Please do not answer YES and call it LOVE, that is not LOVE, that is self fulfilling, it is about self. Love means letting go if it is in the best interest of the other person. Love has nothing to do with your own fears and insecurities. Unconditional Love means, “I will let you fall so you can pick yourself back up.” Not everyone, but most learn their best lessons in life by falling and when we stand in their way of falling we are cheating them of learning. Most of us will stand in the way for our own selfish reasons.

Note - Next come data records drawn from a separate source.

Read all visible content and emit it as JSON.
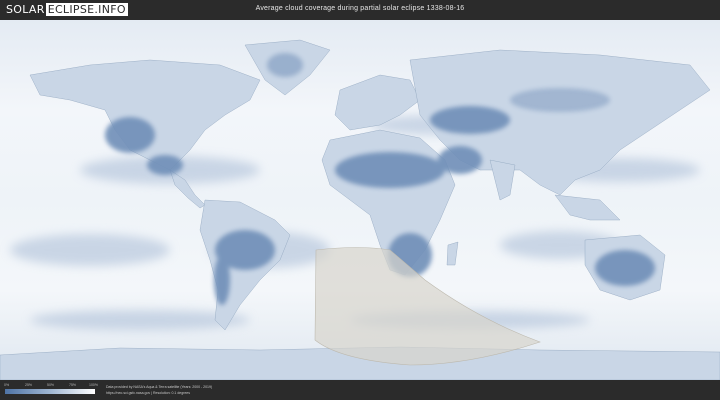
{
  "header": {
    "logo_part_a": "SOLAR",
    "logo_part_b": "ECLIPSE.INFO",
    "title": "Average cloud coverage during partial solar eclipse 1338-08-16"
  },
  "legend": {
    "ticks": [
      "0%",
      "25%",
      "50%",
      "75%",
      "100%"
    ],
    "colors": {
      "clear": "#4f74a6",
      "mid": "#9fb6d2",
      "cloudy": "#ffffff"
    }
  },
  "footer": {
    "credit_line_1": "Data provided by NASA's Aqua & Terra satellite (Years: 2000 - 2019)",
    "credit_line_2": "https://neo.sci.gsfc.nasa.gov | Resolution: 0.1 degrees"
  },
  "map": {
    "colors": {
      "ocean_cloud": "#eef3f8",
      "land_clear": "#6f8fb8",
      "eclipse_zone": "#d7d4cc"
    }
  }
}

Something to think about, what would your answer be? YES or NO !

God Bless
Kate

1 comment:

theresa said...

BRAVA!!!
I don't have the words to convey my appreciation. I thank God that you do!
I have done excessive, (obsesive) reseach to find my answers. There is a mountain of advice out there. (I will only speak of myself, my experience, to evaluate what's great, or what's crap.) We all walk in our own shoes. My great ones have common philosophies and tools. I have gotten strength and clarification from them every time I have revisited them.
I have had many AH HA! moments.
Now this may sound melodramtic, but the impact on me was like visiting the Blue Grotto in Capri, Italy. It feels like a brightness in my life.
So, OK here's another analogy. Van Morrison has words for this too. "I will walk out of the darkness and the dawn will end the night
I put up with the BS for far too long. Your words have given me the strength to close this book.